Sem dúvida, um dos estudos mais importantes foi o que desenhamos e executamos, ainda no Ambulatório de Oncologia do Hospital das Clínicas da UFMG, juntamente com os colegas do então Serviço GEN-CAD (Grupo de Gastroenteeologia, Nutrição e Cirurgia do Aparelho Digestivo - hoje Instituto Alfa), isso no início dos anos 1990.

Nessa época, ainda não havia comprovação de que a quimioterapia seria benéfica no aumento de sobrevida para os pacientes portadores de câncer de estômago em fase avançada de doença.

Tivemos então a ousadia de comprovar, pela primeira vez na literatura médica, o inequívoco benefício da quimioterapia nesse câncer, testando um esquema de medicamentos combinados chamado FAMTX, através de um estudo prospectivo de desenho de alocação aleatória (randomizado).

Nesse tipo de estudo, os pacientes são sorteados para receber a quimioterapia ou apenas o tratamento de suporte clínico e sintomático, que era o padrão da época. Os resultados obtidos foram considerados de extrema relevância e pioneirismo, pois comprovaram que a quimioterapia proposta triplicava a expectativa de sobrevida dos pacientes que receberam a combinação de quimioterápicos.

Esse estudo ganhou prioridade máxima de publicação na revista americana Cancer, considerada a mais importante da época para a Oncologia mundial. Sua importância foi tamanha que, até hoje, é referência de citação em vários artigos e livros-texto especializados.

Posteriormente, mais dois estudos realizados em outros países confirmaram nossos resultados. O nome do nosso Hospital, de nossa Faculdade de Medicina e do nosso Serviço pôde, então, ser divulgado em vários congressos nacionais e internacionais, incluindo uma Sessão Plenária de um Congresso Anual da ASCO (Sociedade Americana de Oncologia Clínica).
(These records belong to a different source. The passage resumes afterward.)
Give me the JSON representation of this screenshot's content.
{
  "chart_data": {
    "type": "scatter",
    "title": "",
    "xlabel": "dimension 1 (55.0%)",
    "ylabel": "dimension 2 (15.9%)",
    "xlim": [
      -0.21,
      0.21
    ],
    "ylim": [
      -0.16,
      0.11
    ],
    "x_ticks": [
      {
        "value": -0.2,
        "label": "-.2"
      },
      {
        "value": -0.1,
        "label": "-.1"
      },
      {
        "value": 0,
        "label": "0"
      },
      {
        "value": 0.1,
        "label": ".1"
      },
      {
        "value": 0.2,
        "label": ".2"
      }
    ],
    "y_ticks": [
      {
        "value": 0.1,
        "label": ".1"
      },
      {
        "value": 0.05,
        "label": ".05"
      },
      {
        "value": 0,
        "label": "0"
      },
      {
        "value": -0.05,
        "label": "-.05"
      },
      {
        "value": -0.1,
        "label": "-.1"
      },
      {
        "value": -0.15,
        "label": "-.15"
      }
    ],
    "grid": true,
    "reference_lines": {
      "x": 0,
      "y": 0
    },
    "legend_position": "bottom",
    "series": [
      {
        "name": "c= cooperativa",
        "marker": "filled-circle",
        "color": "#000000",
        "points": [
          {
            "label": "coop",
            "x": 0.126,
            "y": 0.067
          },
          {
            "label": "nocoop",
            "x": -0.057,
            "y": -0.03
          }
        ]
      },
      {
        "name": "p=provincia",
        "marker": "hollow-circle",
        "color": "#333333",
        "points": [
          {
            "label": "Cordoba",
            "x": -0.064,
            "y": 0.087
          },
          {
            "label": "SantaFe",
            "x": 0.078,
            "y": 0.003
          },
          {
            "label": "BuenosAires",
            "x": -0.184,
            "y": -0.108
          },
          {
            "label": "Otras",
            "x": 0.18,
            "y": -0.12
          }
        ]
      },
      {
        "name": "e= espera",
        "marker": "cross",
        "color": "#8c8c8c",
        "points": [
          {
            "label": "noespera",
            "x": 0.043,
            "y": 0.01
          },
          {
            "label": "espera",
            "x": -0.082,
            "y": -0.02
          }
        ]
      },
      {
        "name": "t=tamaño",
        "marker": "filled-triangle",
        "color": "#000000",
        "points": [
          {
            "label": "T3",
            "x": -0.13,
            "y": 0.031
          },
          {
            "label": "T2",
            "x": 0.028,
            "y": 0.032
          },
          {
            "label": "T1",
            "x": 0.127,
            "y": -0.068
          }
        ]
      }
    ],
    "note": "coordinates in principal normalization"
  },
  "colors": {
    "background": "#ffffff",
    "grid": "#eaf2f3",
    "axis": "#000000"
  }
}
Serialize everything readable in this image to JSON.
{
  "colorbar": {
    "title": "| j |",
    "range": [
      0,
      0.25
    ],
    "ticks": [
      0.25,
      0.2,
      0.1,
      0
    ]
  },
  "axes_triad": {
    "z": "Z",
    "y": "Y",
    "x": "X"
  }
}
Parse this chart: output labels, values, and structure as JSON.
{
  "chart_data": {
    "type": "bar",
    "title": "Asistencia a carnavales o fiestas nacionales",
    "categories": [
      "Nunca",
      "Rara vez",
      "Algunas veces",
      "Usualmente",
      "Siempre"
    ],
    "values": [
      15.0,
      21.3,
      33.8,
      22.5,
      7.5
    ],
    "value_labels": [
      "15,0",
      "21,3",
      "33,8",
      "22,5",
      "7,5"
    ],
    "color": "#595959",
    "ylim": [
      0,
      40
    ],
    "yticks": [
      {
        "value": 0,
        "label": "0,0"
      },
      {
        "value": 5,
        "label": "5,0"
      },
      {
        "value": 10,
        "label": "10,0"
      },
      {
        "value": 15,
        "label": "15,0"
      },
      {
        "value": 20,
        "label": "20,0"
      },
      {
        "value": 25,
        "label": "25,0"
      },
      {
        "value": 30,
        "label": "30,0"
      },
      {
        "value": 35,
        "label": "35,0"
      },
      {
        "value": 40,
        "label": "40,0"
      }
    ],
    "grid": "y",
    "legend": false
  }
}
Hoje, tenho também me dedicado ao desenvolvimento de painéis genômicos para a melhor escolha terapêutica para tumores, tanto em tecido quanto em biópsia líquida, contribuindo, assim, com a chamada Oncologia Personalizada ou Oncologia de Precisão.

Somos pioneiros, no Brasil, no desenvolvimento da biópsia líquida que utiliza a tecnologia de dd-PCR (reação em cadeia da polimerase digital em gotas), a qual nos permite analisar os tumores molecularmente através do DNA tumoral presente no sangue periférico dos pacientes.

Isso nos permite escolher os melhores tratamento de forma personalizada e segura, pois não envolve a necessidade de biópsias ou mesmo cirurgias para obtenção do material tumoral.

Para finalizar, destaco a importância da criação de novos centros de pesquisa em nosso país, tanto nas instituições públicas, acadêmicas ou universitárias, quanto nas privadas, através de incentivos, apoio institucional e suporte logístico e financeiro pelas agências de fomento.

Também é imprescindível o estímulo e o treinamento contínuo aos profissionais envolvidos nas atividades de pesquisa, até para que novos investigadores possam se juntar aos já atuantes, fazendo com que o acesso aos ensaios clínicos e aos novos e pioneiros tratamentos possam ser democratizados, expandidos e melhor distribuídos em nosso país. 

*André Murad é oncologista, pós-doutor em genética, professor da UFMG e pesquisador. É diretor-executivo na clínica integrada Personal Oncologia de Precisão e Personalizada e diretor Científico no Grupo Brasileiro de Oncologia de Precisão: GBOP. Exerce a especialidade há 30 anos, e é um estudioso do câncer, de suas causas (carcinogênese), dos fatores genéticos ligados à sua incidência e das medidas para preveni-lo e diagnosticá-lo precocemente.